Die Übertragung aus dem Dom zu Speyer hat mich gestern so erfasst: also innerlich, so als ob sich da eine Faust um meine Innereien geklammert hätte – die blauen Lichtfinger, die sich entlang der Kathedralbögen empor und so weiter, besonders aber die sogenannten Handlungen der Leute, der Masters of Celebration, jenen mit den roten Käppchen auf: Ich hatte so etwas noch nie gesehen, es nie bezeugt als Protestant, der ich ja nun bin, diese Power of Love by the Church of the Catholics: einmal vor dem Straßburger Münster zur Osterzeit, als sie dort allesamt Grün trugen. Aber bei Kohl waren es dann die Gesänge, die funkelnden Geräte dann. Ich muss unbedingt Jan fragen, der bei seiner Inszenierung der Arabella in Leipzig ja dieses Funkeln der Geräte mir erstmals vorgeführt hatte, ob er, als Katholik, seine Inszenierungsidee eventuell von dieser Aufführung des sogenannten Hochamtes von päpstlichen Gnaden her und so weiter und so fort.

Jedenfalls musste ich weinen. Die Tränen kamen bei mir einfach so. Und als die Kaiserglocke schlug und es, wie es heute ja in der Berichterstattung noch einmal betont worden war, »still blieb«, strömten sie noch minutenlang und nur noch weiterlängs nach.

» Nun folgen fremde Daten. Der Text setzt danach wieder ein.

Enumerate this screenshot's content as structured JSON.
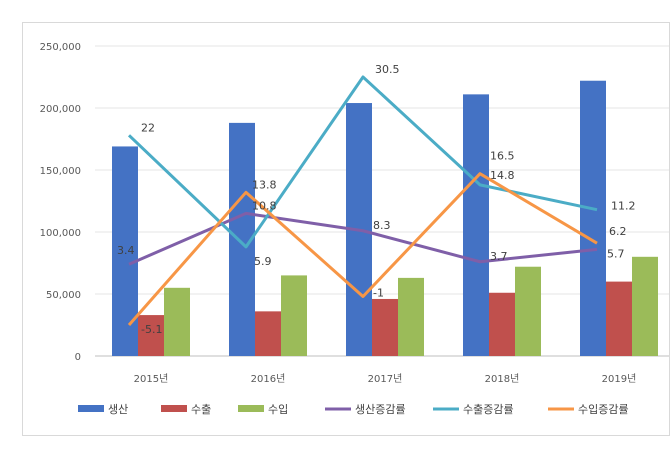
{
  "chart_data": {
    "type": "bar+line",
    "title": "",
    "categories": [
      "2015년",
      "2016년",
      "2017년",
      "2018년",
      "2019년"
    ],
    "ylim": [
      0,
      250000
    ],
    "yticks": [
      "0",
      "50,000",
      "100,000",
      "150,000",
      "200,000",
      "250,000"
    ],
    "ytick_values": [
      0,
      50000,
      100000,
      150000,
      200000,
      250000
    ],
    "grid": "horizontal",
    "legend_position": "bottom",
    "bar_series": [
      {
        "name": "생산",
        "color": "#4472C4",
        "values": [
          169000,
          188000,
          204000,
          211000,
          222000
        ]
      },
      {
        "name": "수출",
        "color": "#C0504D",
        "values": [
          33000,
          36000,
          46000,
          51000,
          60000
        ]
      },
      {
        "name": "수입",
        "color": "#9BBB59",
        "values": [
          55000,
          65000,
          63000,
          72000,
          80000
        ]
      }
    ],
    "rate_series": [
      {
        "name": "생산증감률",
        "color": "#7F5FA8",
        "values": [
          3.4,
          10.8,
          8.3,
          3.7,
          5.7
        ],
        "labels": [
          "3.4",
          "10.8",
          "8.3",
          "3.7",
          "5.7"
        ],
        "y_positions": [
          74000,
          115000,
          101000,
          76000,
          86000
        ]
      },
      {
        "name": "수출증감률",
        "color": "#4BACC6",
        "values": [
          22,
          5.9,
          30.5,
          14.8,
          11.2
        ],
        "labels": [
          "22",
          "5.9",
          "30.5",
          "14.8",
          "11.2"
        ],
        "y_positions": [
          178000,
          88000,
          225000,
          138000,
          118000
        ]
      },
      {
        "name": "수입증감률",
        "color": "#F79646",
        "values": [
          -5.1,
          13.8,
          -1,
          16.5,
          6.2
        ],
        "labels": [
          "-5.1",
          "13.8",
          "-1",
          "16.5",
          "6.2"
        ],
        "y_positions": [
          25000,
          132000,
          48000,
          147000,
          91000
        ]
      }
    ]
  }
}
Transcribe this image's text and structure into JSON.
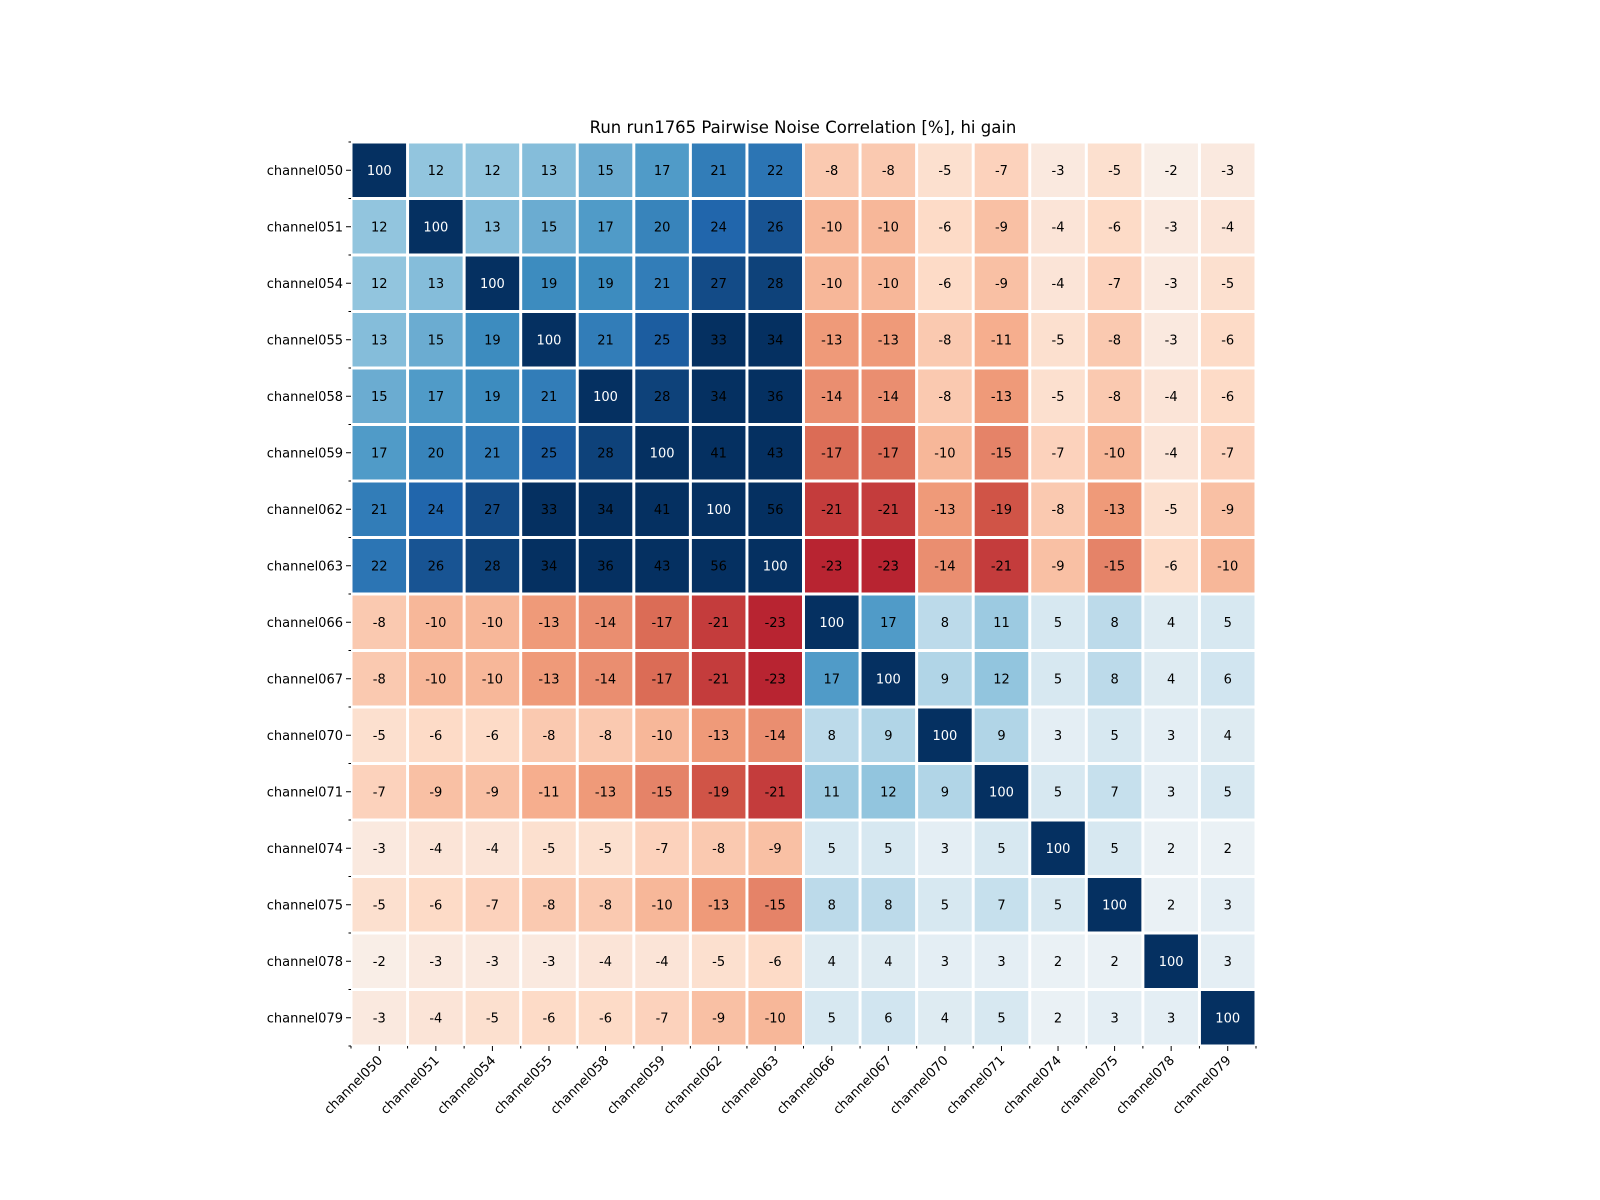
{
  "chart_data": {
    "type": "heatmap",
    "title": "Run run1765 Pairwise Noise Correlation [%], hi gain",
    "xlabel": "",
    "ylabel": "",
    "colormap": "RdBu",
    "color_range": [
      -30,
      30
    ],
    "grid": false,
    "legend": "none",
    "text_color_default": "#000000",
    "text_color_diagonal": "#ffffff",
    "cell_separator_color": "#ffffff",
    "x_categories": [
      "channel050",
      "channel051",
      "channel054",
      "channel055",
      "channel058",
      "channel059",
      "channel062",
      "channel063",
      "channel066",
      "channel067",
      "channel070",
      "channel071",
      "channel074",
      "channel075",
      "channel078",
      "channel079"
    ],
    "y_categories": [
      "channel050",
      "channel051",
      "channel054",
      "channel055",
      "channel058",
      "channel059",
      "channel062",
      "channel063",
      "channel066",
      "channel067",
      "channel070",
      "channel071",
      "channel074",
      "channel075",
      "channel078",
      "channel079"
    ],
    "values": [
      [
        100,
        12,
        12,
        13,
        15,
        17,
        21,
        22,
        -8,
        -8,
        -5,
        -7,
        -3,
        -5,
        -2,
        -3
      ],
      [
        12,
        100,
        13,
        15,
        17,
        20,
        24,
        26,
        -10,
        -10,
        -6,
        -9,
        -4,
        -6,
        -3,
        -4
      ],
      [
        12,
        13,
        100,
        19,
        19,
        21,
        27,
        28,
        -10,
        -10,
        -6,
        -9,
        -4,
        -7,
        -3,
        -5
      ],
      [
        13,
        15,
        19,
        100,
        21,
        25,
        33,
        34,
        -13,
        -13,
        -8,
        -11,
        -5,
        -8,
        -3,
        -6
      ],
      [
        15,
        17,
        19,
        21,
        100,
        28,
        34,
        36,
        -14,
        -14,
        -8,
        -13,
        -5,
        -8,
        -4,
        -6
      ],
      [
        17,
        20,
        21,
        25,
        28,
        100,
        41,
        43,
        -17,
        -17,
        -10,
        -15,
        -7,
        -10,
        -4,
        -7
      ],
      [
        21,
        24,
        27,
        33,
        34,
        41,
        100,
        56,
        -21,
        -21,
        -13,
        -19,
        -8,
        -13,
        -5,
        -9
      ],
      [
        22,
        26,
        28,
        34,
        36,
        43,
        56,
        100,
        -23,
        -23,
        -14,
        -21,
        -9,
        -15,
        -6,
        -10
      ],
      [
        -8,
        -10,
        -10,
        -13,
        -14,
        -17,
        -21,
        -23,
        100,
        17,
        8,
        11,
        5,
        8,
        4,
        5
      ],
      [
        -8,
        -10,
        -10,
        -13,
        -14,
        -17,
        -21,
        -23,
        17,
        100,
        9,
        12,
        5,
        8,
        4,
        6
      ],
      [
        -5,
        -6,
        -6,
        -8,
        -8,
        -10,
        -13,
        -14,
        8,
        9,
        100,
        9,
        3,
        5,
        3,
        4
      ],
      [
        -7,
        -9,
        -9,
        -11,
        -13,
        -15,
        -19,
        -21,
        11,
        12,
        9,
        100,
        5,
        7,
        3,
        5
      ],
      [
        -3,
        -4,
        -4,
        -5,
        -5,
        -7,
        -8,
        -9,
        5,
        5,
        3,
        5,
        100,
        5,
        2,
        2
      ],
      [
        -5,
        -6,
        -7,
        -8,
        -8,
        -10,
        -13,
        -15,
        8,
        8,
        5,
        7,
        5,
        100,
        2,
        3
      ],
      [
        -2,
        -3,
        -3,
        -3,
        -4,
        -4,
        -5,
        -6,
        4,
        4,
        3,
        3,
        2,
        2,
        100,
        3
      ],
      [
        -3,
        -4,
        -5,
        -6,
        -6,
        -7,
        -9,
        -10,
        5,
        6,
        4,
        5,
        2,
        3,
        3,
        100
      ]
    ]
  }
}
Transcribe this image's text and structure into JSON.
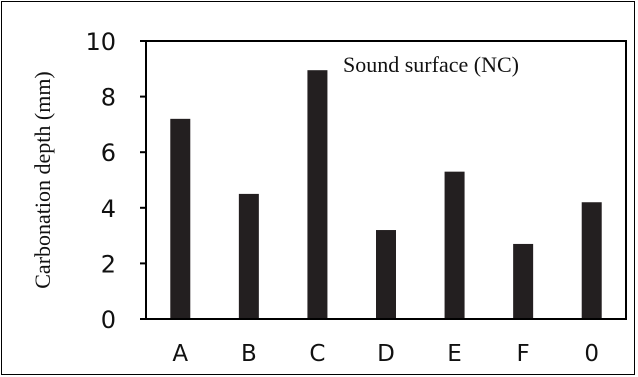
{
  "chart_data": {
    "type": "bar",
    "title": "",
    "annotation": "Sound surface (NC)",
    "xlabel": "",
    "ylabel": "Carbonation depth (mm)",
    "categories": [
      "A",
      "B",
      "C",
      "D",
      "E",
      "F",
      "0"
    ],
    "values": [
      7.2,
      4.5,
      8.95,
      3.2,
      5.3,
      2.7,
      4.2
    ],
    "ylim": [
      0,
      10
    ],
    "yticks": [
      "0",
      "2",
      "4",
      "6",
      "8",
      "10"
    ],
    "grid": false,
    "legend": "none",
    "bar_color": "#231f20"
  }
}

Ich musste mich, als ich erwachte – nachdem ich wider Erwarten traumlos geschlafen hatte –, zurückziehen in die Obhut der Mutter Fourage. Wo die Hochbeete blühten, die Greise in hellblauen Hemden und kurzgeschnittenem Haar ihr Lachen inwärts lachten; wo sie es verschluckten. Lavendel blühte dort neben der persischstämmigen Rose. Umrahmt von rotfarbigem Sandstein. Weiter vorne stand Kirschlorbeer, Cotoneaster, dazwischen wohl auch Oleander. An den Tannen hingen frisch und grün die Zapfen. Um das Stadion herum, das war der Grund meines Herkommens: die herrlichsten, krummsten, wettergeformtesten Kiefern. Das Europa, von dem Helmut Kohl geträumt haben mag: In den deutschen Vorgärten gab es das schon.